New Brain Cell Discovery Provides Insight into Excessive Hunger

In a groundbreaking study published in *Nature Communications* on June 13, 2025, researchers from the University of Southern California (USC) have identified a specific group of brain cells that encode memories associated with eating, a discovery that may explain why individuals with memory impairments frequently overeat. The research focuses on neurons located in the ventral hippocampus, which become activated during meals and form what the researchers term 'meal engrams.' These engrams are specialized memory traces that store crucial information about food consumption, including not only the type of food but also the timing and location of meals.

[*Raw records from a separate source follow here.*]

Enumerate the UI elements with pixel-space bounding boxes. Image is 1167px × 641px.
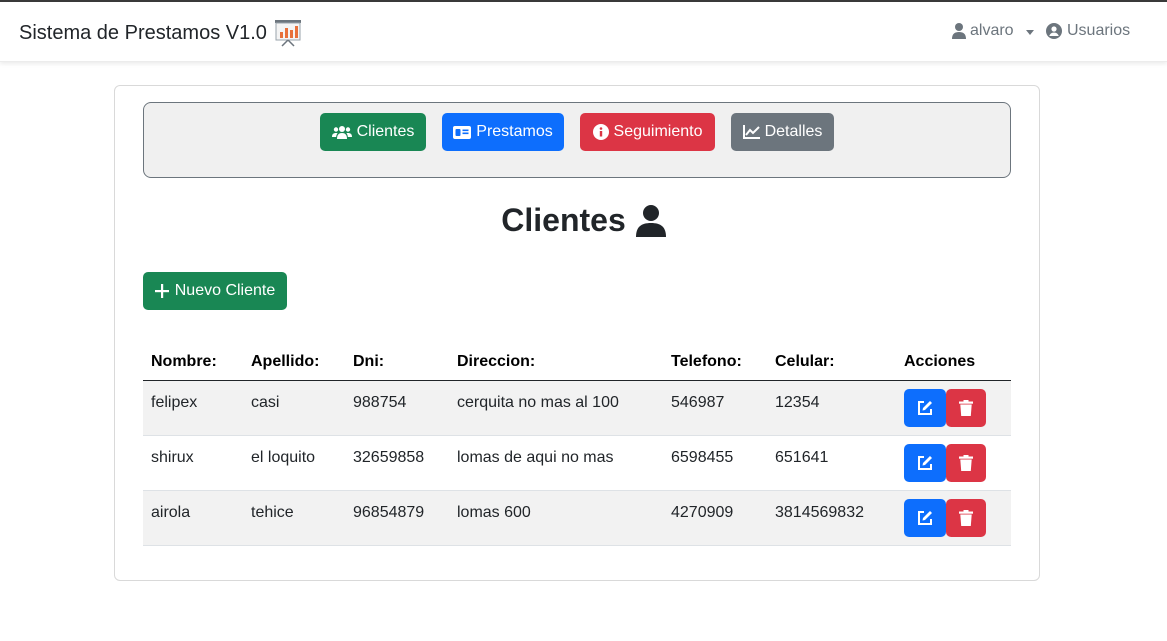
edit-button[interactable] <box>904 389 946 427</box>
cell-direccion: lomas 600 <box>457 504 531 521</box>
line-chart-icon <box>742 125 760 139</box>
presentation-chart-icon <box>273 19 303 47</box>
seguimiento-button-label: Seguimiento <box>613 123 703 140</box>
info-circle-icon <box>592 124 609 140</box>
edit-icon <box>917 510 933 526</box>
new-client-button-label: Nuevo Cliente <box>174 282 276 299</box>
table-row: airola tehice 96854879 lomas 600 4270909… <box>143 491 1011 546</box>
cell-direccion: cerquita no mas al 100 <box>457 394 619 411</box>
delete-button[interactable] <box>946 389 986 427</box>
cell-nombre: felipex <box>151 394 198 411</box>
page-title: Clientes <box>0 202 1167 239</box>
edit-icon <box>917 455 933 471</box>
cell-direccion: lomas de aqui no mas <box>457 449 614 466</box>
cell-nombre: shirux <box>151 449 194 466</box>
chevron-down-icon <box>1025 29 1034 35</box>
cell-acciones <box>892 381 1011 427</box>
user-icon <box>635 204 666 237</box>
header-celular: Celular: <box>775 352 835 370</box>
cell-acciones <box>892 436 1011 482</box>
header-apellido: Apellido: <box>251 352 320 370</box>
user-circle-icon <box>1046 23 1062 39</box>
detalles-button[interactable]: Detalles <box>731 113 834 151</box>
cell-telefono: 546987 <box>671 394 725 411</box>
table-header-row: Nombre: Apellido: Dni: Direccion: Telefo… <box>143 343 1011 381</box>
delete-button[interactable] <box>946 444 986 482</box>
cell-apellido: el loquito <box>251 449 316 466</box>
cell-acciones <box>892 491 1011 537</box>
user-icon <box>952 23 966 39</box>
header-nombre: Nombre: <box>151 352 217 370</box>
header-dni: Dni: <box>353 352 385 370</box>
cell-celular: 12354 <box>775 394 820 411</box>
cell-dni: 32659858 <box>353 449 425 466</box>
edit-icon <box>917 400 933 416</box>
cell-telefono: 6598455 <box>671 449 734 466</box>
new-client-button[interactable]: Nuevo Cliente <box>143 272 287 310</box>
clientes-button-label: Clientes <box>356 123 415 140</box>
id-card-icon <box>453 125 472 139</box>
users-link-label: Usuarios <box>1067 22 1131 39</box>
header-telefono: Telefono: <box>671 352 742 370</box>
edit-button[interactable] <box>904 444 946 482</box>
navbar: Sistema de Prestamos V1.0 alvaro Usuario… <box>0 2 1167 62</box>
prestamos-button[interactable]: Prestamos <box>442 113 564 151</box>
cell-nombre: airola <box>151 504 191 521</box>
clients-table: Nombre: Apellido: Dni: Direccion: Telefo… <box>143 343 1011 546</box>
trash-icon <box>959 400 973 416</box>
brand-title: Sistema de Prestamos V1.0 <box>19 21 267 44</box>
prestamos-button-label: Prestamos <box>476 123 553 140</box>
header-acciones: Acciones <box>904 352 976 370</box>
section-menu <box>143 102 1011 178</box>
cell-apellido: casi <box>251 394 280 411</box>
users-icon <box>331 125 352 139</box>
detalles-button-label: Detalles <box>764 123 823 140</box>
trash-icon <box>959 510 973 526</box>
cell-celular: 3814569832 <box>775 504 864 521</box>
cell-apellido: tehice <box>251 504 294 521</box>
edit-button[interactable] <box>904 499 946 537</box>
user-name: alvaro <box>970 22 1014 39</box>
plus-icon <box>154 284 169 298</box>
table-row: felipex casi 988754 cerquita no mas al 1… <box>143 381 1011 436</box>
navbar-brand[interactable]: Sistema de Prestamos V1.0 <box>19 19 303 47</box>
cell-telefono: 4270909 <box>671 504 734 521</box>
header-direccion: Direccion: <box>457 352 536 370</box>
cell-dni: 988754 <box>353 394 407 411</box>
seguimiento-button[interactable]: Seguimiento <box>580 113 715 151</box>
cell-dni: 96854879 <box>353 504 425 521</box>
table-row: shirux el loquito 32659858 lomas de aqui… <box>143 436 1011 491</box>
trash-icon <box>959 455 973 471</box>
clientes-button[interactable]: Clientes <box>320 113 426 151</box>
users-link[interactable]: Usuarios <box>1046 22 1130 40</box>
page-title-text: Clientes <box>501 202 626 238</box>
delete-button[interactable] <box>946 499 986 537</box>
user-dropdown[interactable]: alvaro <box>952 22 1034 40</box>
cell-celular: 651641 <box>775 449 829 466</box>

Scott Kanoski, a professor of biological sciences at USC Dornsife College of Letters, Arts and Sciences and the study's corresponding author, emphasized the significance of these meal engrams: 'An engram is the physical trace that a memory leaves behind in the brain. Meal engrams function like sophisticated biological databases that store multiple types of information such as where you were eating, as well as the time that you ate.' This nuanced understanding of how memories of meals are formed can shed light on overeating behaviors, particularly in individuals with memory challenges, such as those suffering from dementia or brain injuries.

The implications of this research extend beyond academic interest; they could significantly impact clinical approaches to treating eating disorders and obesity. Lea Decarie-Spain, a postdoctoral scholar at USC and the study's first author, noted that distractions during meals, such as watching television or using smartphones, could impair the formation of meal memories, leading to increased food consumption. 'The brain fails to properly catalog the meal experience, leading to weak or incomplete meal engrams,' Decarie-Spain explained.

The methodology employed by the research team involved advanced neuroscience techniques to observe the brain activity of laboratory rats in real-time as they consumed food. The study demonstrated that meal memory neurons differ from other types of memory cells, as evidenced by the impaired memory of food locations in rats when these neurons were selectively destroyed, while their spatial memory for non-food-related tasks remained intact. This specificity suggests a dedicated neural pathway for processing meal-related information.

Furthermore, the research revealed that meal memory neurons communicate with the lateral hypothalamus, a region critical for regulating hunger and eating behaviors. Disruption of this communication pathway resulted in overeating among the rats, indicating that the proper functioning of meal engrams may be essential for maintaining healthy eating patterns.

Kanoski posited that this newfound understanding could inform innovative strategies for obesity management. Traditional approaches often focus solely on dietary restrictions or increased physical activity; however, this research highlights the necessity of improving meal memory formation as a complementary strategy for healthy eating. 'We're finally beginning to understand that remembering what and when you ate is just as crucial for healthy eating as the food choices themselves,' Kanoski stated.

This study was conducted with support from various prestigious grants, including a Quebec Research Funds Postdoctoral Fellowship and a National Institute of Diabetes and Digestive and Kidney Diseases grant. The collaborative research team included authors from USC, the University of Pennsylvania’s Perelman School of Medicine, and the Monell Chemical Senses Center, among others. As the scientific community continues to explore the intricate relationship between memory and eating behaviors, this research paves the way for future inquiries into effective interventions for disordered eating and obesity.